Among 50 patients treated with the combination, 26 (52%) achieved the primary endpoint of either a complete remission (CR), CR with incomplete recovery of blood counts (CRi), or morphologic leukemia-free state (MLFS).

The median overall survival (OS) was 19.1 months, which compares favorably with historical data on similar patients treated with single-agent azacitidine, reported Guillermo Garcia-Manero, MD, from the University of Texas MD Anderson Cancer Center in Houston and his colleagues.

“[T]his study shows that pracinostat in combination with azacitidine has the potential to be a safe and effective regimen in the frontline treatment of older patients with AML unfit for [induction chemotherapy],” they wrote in Blood Advances.

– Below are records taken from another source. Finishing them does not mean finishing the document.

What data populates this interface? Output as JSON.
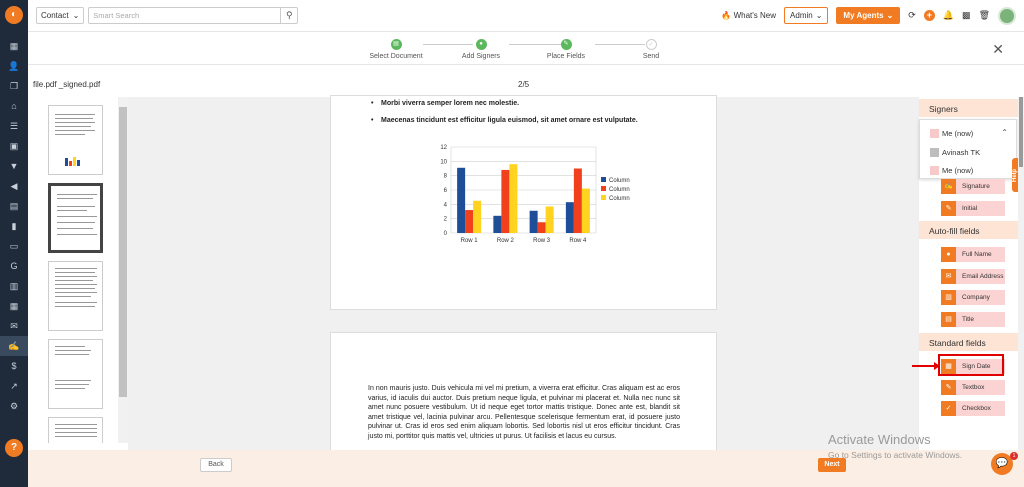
{
  "topbar": {
    "contact_label": "Contact",
    "search_placeholder": "Smart Search",
    "whats_new": "What's New",
    "admin_label": "Admin",
    "agents_label": "My Agents"
  },
  "steps": [
    {
      "label": "Select Document",
      "state": "done"
    },
    {
      "label": "Add Signers",
      "state": "done"
    },
    {
      "label": "Place Fields",
      "state": "done"
    },
    {
      "label": "Send",
      "state": "pending"
    }
  ],
  "file": {
    "name": "file.pdf _signed.pdf",
    "page": "2/5"
  },
  "page1": {
    "bullets": [
      "Morbi viverra semper lorem nec molestie.",
      "Maecenas tincidunt est efficitur ligula euismod, sit amet ornare est vulputate."
    ]
  },
  "chart_data": {
    "type": "bar",
    "categories": [
      "Row 1",
      "Row 2",
      "Row 3",
      "Row 4"
    ],
    "series": [
      {
        "name": "Column 1",
        "values": [
          9.1,
          2.4,
          3.1,
          4.3
        ],
        "color": "#1f4e99"
      },
      {
        "name": "Column 2",
        "values": [
          3.2,
          8.8,
          1.5,
          9.0
        ],
        "color": "#f0401c"
      },
      {
        "name": "Column 3",
        "values": [
          4.5,
          9.6,
          3.7,
          6.2
        ],
        "color": "#ffd320"
      }
    ],
    "ylim": [
      0,
      12
    ],
    "yticks": [
      "0",
      "2",
      "4",
      "6",
      "8",
      "10",
      "12"
    ],
    "legend": "right",
    "grid": true
  },
  "page2": {
    "text": "In non mauris justo. Duis vehicula mi vel mi pretium, a viverra erat efficitur. Cras aliquam est ac eros varius, id iaculis dui auctor. Duis pretium neque ligula, et pulvinar mi placerat et. Nulla nec nunc sit amet nunc posuere vestibulum. Ut id neque eget tortor mattis tristique. Donec ante est, blandit sit amet tristique vel, lacinia pulvinar arcu. Pellentesque scelerisque fermentum erat, id posuere justo pulvinar ut. Cras id eros sed enim aliquam lobortis. Sed lobortis nisl ut eros efficitur tincidunt. Cras justo mi, porttitor quis mattis vel, ultricies ut purus. Ut facilisis et lacus eu cursus."
  },
  "panel": {
    "signers_heading": "Signers",
    "signers": [
      {
        "label": "Me (now)",
        "color": "#f8c9c9"
      },
      {
        "label": "Avinash TK",
        "color": "#bdbdbd"
      },
      {
        "label": "Me (now)",
        "color": "#f8c9c9"
      }
    ],
    "signer_fields": [
      "Signature",
      "Initial"
    ],
    "autofill_heading": "Auto-fill fields",
    "autofill_fields": [
      "Full Name",
      "Email Address",
      "Company",
      "Title"
    ],
    "standard_heading": "Standard fields",
    "standard_fields": [
      "Sign Date",
      "Textbox",
      "Checkbox"
    ],
    "help_tab": "Help"
  },
  "bottom": {
    "back_label": "Back",
    "next_label": "Next"
  },
  "watermark": {
    "line1": "Activate Windows",
    "line2": "Go to Settings to activate Windows."
  },
  "chat_badge": "1"
}
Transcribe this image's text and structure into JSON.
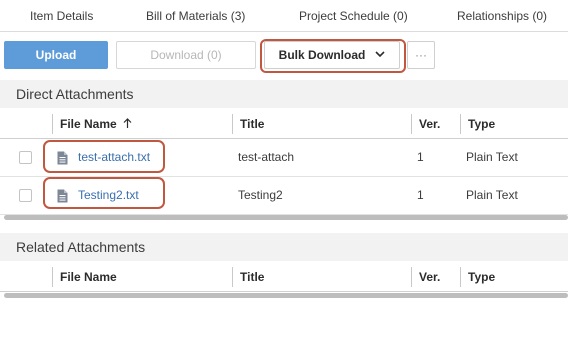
{
  "tabs": [
    {
      "label": "Item Details"
    },
    {
      "label": "Bill of Materials (3)"
    },
    {
      "label": "Project Schedule (0)"
    },
    {
      "label": "Relationships (0)"
    }
  ],
  "toolbar": {
    "upload_label": "Upload",
    "download_label": "Download (0)",
    "bulk_download_label": "Bulk Download",
    "more_label": "···"
  },
  "direct": {
    "title": "Direct Attachments",
    "columns": {
      "file_name": "File Name",
      "title": "Title",
      "version": "Ver.",
      "type": "Type"
    },
    "rows": [
      {
        "file_name": "test-attach.txt",
        "title": "test-attach",
        "version": "1",
        "type": "Plain Text"
      },
      {
        "file_name": "Testing2.txt",
        "title": "Testing2",
        "version": "1",
        "type": "Plain Text"
      }
    ]
  },
  "related": {
    "title": "Related Attachments",
    "columns": {
      "file_name": "File Name",
      "title": "Title",
      "version": "Ver.",
      "type": "Type"
    }
  },
  "colors": {
    "primary": "#5e9bd9",
    "link": "#3a6fae",
    "highlight": "#c0583f"
  },
  "icons": {
    "sort": "arrow-up-icon",
    "file": "document-icon",
    "dropdown": "chevron-down-icon",
    "more": "more-icon"
  }
}
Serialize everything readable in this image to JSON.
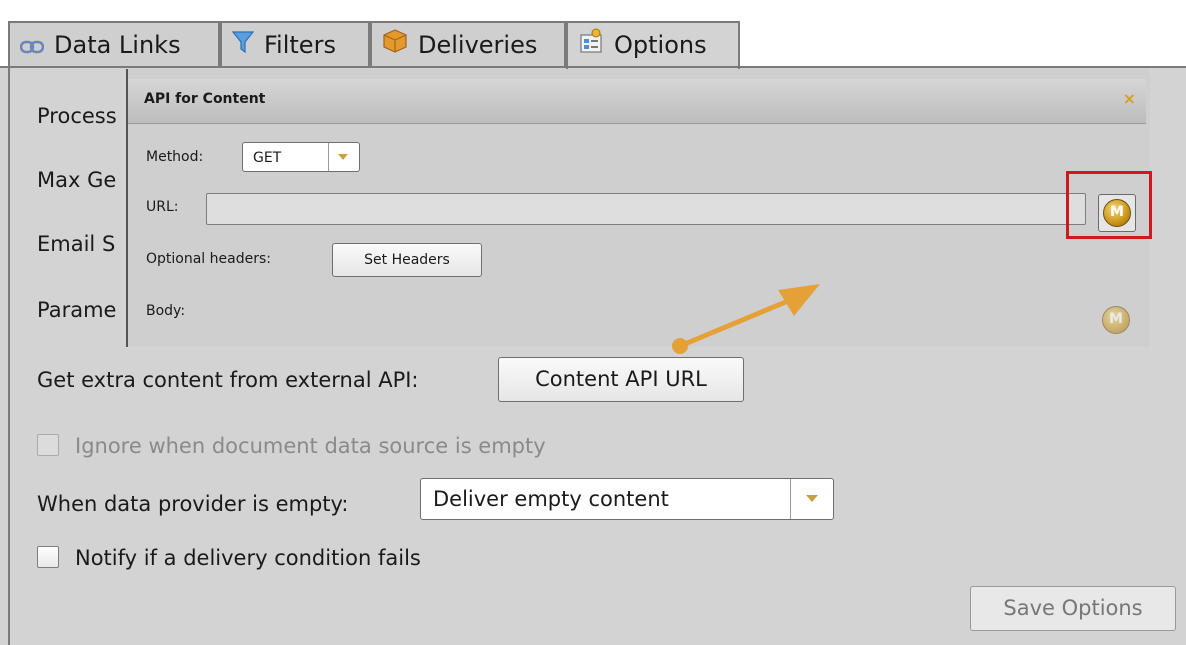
{
  "tabs": [
    {
      "label": "Data Links",
      "icon": "link-icon"
    },
    {
      "label": "Filters",
      "icon": "funnel-icon"
    },
    {
      "label": "Deliveries",
      "icon": "package-icon"
    },
    {
      "label": "Options",
      "icon": "options-icon"
    }
  ],
  "options": {
    "process_label": "Process",
    "max_label": "Max Ge",
    "email_label": "Email S",
    "param_label": "Parame",
    "extra_content_label": "Get extra content from external API:",
    "content_api_button": "Content API URL",
    "ignore_empty_label": "Ignore when document data source is empty",
    "empty_provider_label": "When data provider is empty:",
    "empty_provider_value": "Deliver empty content",
    "notify_label": "Notify if a delivery condition fails",
    "save_button": "Save Options"
  },
  "dialog": {
    "title": "API for Content",
    "close": "×",
    "method_label": "Method:",
    "method_value": "GET",
    "url_label": "URL:",
    "url_value": "",
    "headers_label": "Optional headers:",
    "headers_button": "Set Headers",
    "body_label": "Body:",
    "macro_icon_letter": "M"
  },
  "colors": {
    "highlight_box": "#d0191f",
    "arrow": "#e5a137",
    "accent": "#c7a043"
  }
}
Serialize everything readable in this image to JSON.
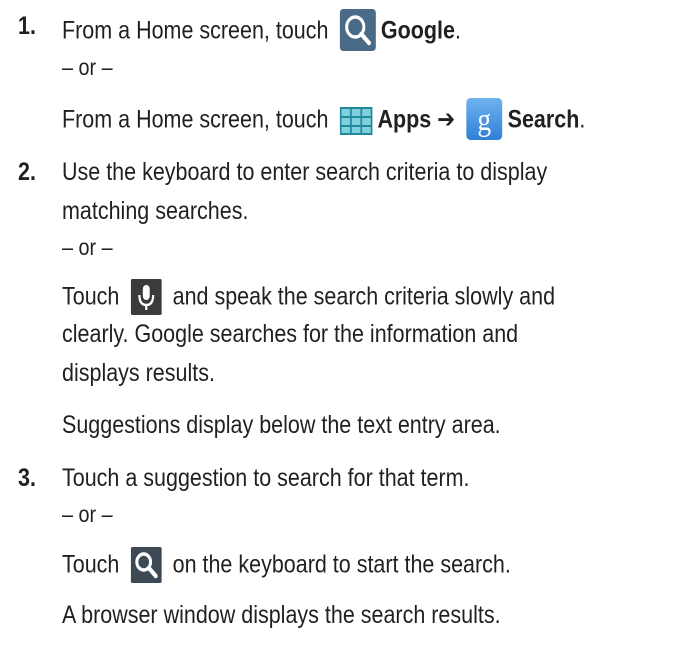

Pracinostat is an oral pan-HDAC inhibitor that has been shown to have modest activity against AML as a single agent, but synergistic activity when combined with hypomethylating agent azacitidine, a standard of care for older patients with AML in the trial.

The investigators enrolled 50 patients with a median age of 75 years (range, 66-84 years). The cohort included 33 patients with de novo AML, 12 with AML secondary to myelodysplasia syndrome or myleoproliferative neoplasia, and five with therapy-related AML.

The patients were treated with pracinostat 60 mg daily for 3 days each week for 3 consecutive weeks in addition to azacitidine 75 mg/m2 daily for 7 days in a 28-day cycle.

As noted, 26 patients reached the clinical endpoint, including 21 with a CR, 2 with a CRi, and 3 with MLFS. Additionally, two patients had a partial response (PR) and four had a PR with incomplete recovery of blood counts.

The median OS was 19.1 months, and the median progression-free survival (PFS) was 12.6 months. The 1-year OS rate was 62%. The 60-day mortality rate was 10%.

The authors noted that the survival data were superior to those seen in the phase 3 AZA-AML-001 study, which compared azacitidine therapy with conventional regimens in patients older than 65 years with newly diagnosed AML who were not eligible for stem cell transplants. In that trial, median OS was 10.4 months, the CR rate was 19.5% (vs. 49% in the present study), the 1-year OS rate was 46.5%, and the 60-day mortality rate was 16.2%.

They acknowledged, however, that the validity of the comparison is limited by their study’s small sample size, potential differences between the study populations, and lack of a control group in the present study. The investigators also found that clearance rates of baseline somatic mutations correlated with response to treatment.

Grade 3 or greater treatment-emergent adverse events occurred in 43 of the 50 patients, including infections, thrombocytopenias, and febrile neutropenias.

“On the basis of these encouraging results, a phase 3, multicenter, double-blind, randomized study of pracinostat vs. placebo with azacitidine (NCT03151408) is currently ongoing to confirm superiority of the combination in this difficult-to-treat AML population,” the investigators wrote.

The study was supported by research funding from MEI Pharma, which helped develop pracinostat. Dr. Garcia-Manero reported having no disclosures. Multiple coauthors reported financial relationships with MEI and others. One coauthor is an MEI employee.